The larger temples, such as the Lakshmana and its neighbours the mighty Kandariya Mahadev and the Vishvantath, all follow a similar pattern.
An entrance porch leads to an entrance hall open at the sides, which leads into the main hall containing an outer vestibule and an inner sanctum housing an image of a god, with a passageway extending around the outside of the sanctum. The outside of the temple leads the eye upward in a series of subsidiary spires to the great shikhara over the sanctum.
There are hardly any flat surfaces to be seen. The stone writhes with ornamental curves and flourishes, and bands of sculpture decorate most of the lower walls, both inside and out. Looking at the Lakshmana is a bit akin to looking at the stonework on a Gothic cathedral in Europe; the stone seems to be a living thing, growing in all directions in a riot of sculpture and geometric design. It is hard to escape the feeling that the shikhara, with its shape like a budding plant, has grown out of the top of the fertile stonework below.
The bands of large figures of apsaras, or heavenly maidens, that run around the entire temple, are the most beautifully carved figures at Khajuraho. A large temple such as the Kadariya Mahadev has over 800 metre-high figures on its walls. They pout over one shoulder, caress themselves, dance or stand smiling, at the observer in the sinuous "thrice-bent" posture so characteristic of standing figures at Khajuraho.
These long-legged, large-breasted, ambiguously smiling apsaras, carved in high relief, are the most instantly recognisable symbols of Khajuraho. Sometimes they are flanked by male deities, or stand seductively draped around them. Occasionally the gods of the Hindu pantheon appear in the ranks of the maidens, with their multiple arms clutching their symbols and their heads sporting elaborate head-dresses. In the centre of the outside walls surrounding the main hall there are usually couples locked in passionate embraces or engaging in gravity-defying acts of sex, occasionally involving groups of three or four.
The other major temples in the Western Enclosure are similar in style to the Lakshmana, although rarely as graphically sexual.
I spent hours wandering the grounds, entranced by the exuberant vitality of these stone carvings. Unfortunately, several temples were under repair or being cleaned (by hand, using toothbrushes), making photography difficult and forcing visitors to peer voyeuristically up under the scaffolding to see the carvings.

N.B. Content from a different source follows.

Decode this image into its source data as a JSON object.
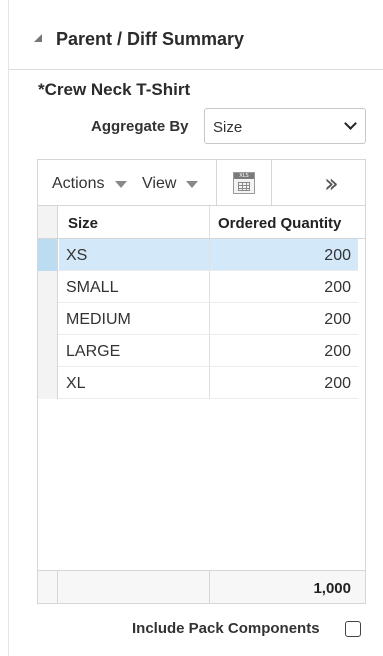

Some of the temples are smaller and lack some of the architectural features of the others, but none lack beauty or fluid grace. One interesting subsidiary shrine, facing the Lakshmana, contains an enormous statue of the god Vishnu's boar incarnation Varaha; his body is covered with the tiny figures of over 750 different gods.
The second main group of temples, located several kilometres to the east, consists of three Jain temples. The Jain religion arose at the same time as Buddhism and was popular amongst the wealthy merchant classes. It has lost popularity and now has only about five million adherents, but in the Khajuraho period many elaborate Jain temples were established. Most have fallen into ruin, and one modern Jain temple, the Shantinath, contains sculptural highlights salvaged from ruined temples.
The two surviving ancient Jain temples, the Adinath and the Parsvanath, are almost indistinguishable from the Hindu temples, except that the images in the sanctums are of awkwardly shaped naked figures of Jain saints, or tirthankars, instead of Hindu gods. Many Hindu gods appear on the walls, since Jain temples often feature Hindu gods, apparently to show that they are subservient to the tirthankars. Some of the most photographed carvings at Khajuraho, including one of a woman putting on mascara and another removing a thorn from her foot, are on the walls of these temples.
Scattered throughout the village of Khajuraho, surrounded by souvenir shops, stand four more temples, the Eastern Group, with one more, the Duladeo, standing to the south by itself beside a river.
They are smaller and less impressive than the Western Group or the Jain temples, but they still feature some beautiful carvings, particularly on the inside, with graceful apsaras adorning interior columns. The Duladeo, which was the last of the surviving temples to be constructed, in 1163, also features the single most athletic sexual position that I saw at Khajuraho; the participants would have to be an Olympic weightlifter and an Olympic gymnast to carry out this feat.
I spent two full days at Khajuraho, and it would be easy to spend more time exploring the temples and their carvings, a world of dead stone seemingly pulsing with life and movement, a fitting monument to the spiritual and artistic energy which flourished under the Chandella rulers so long ago.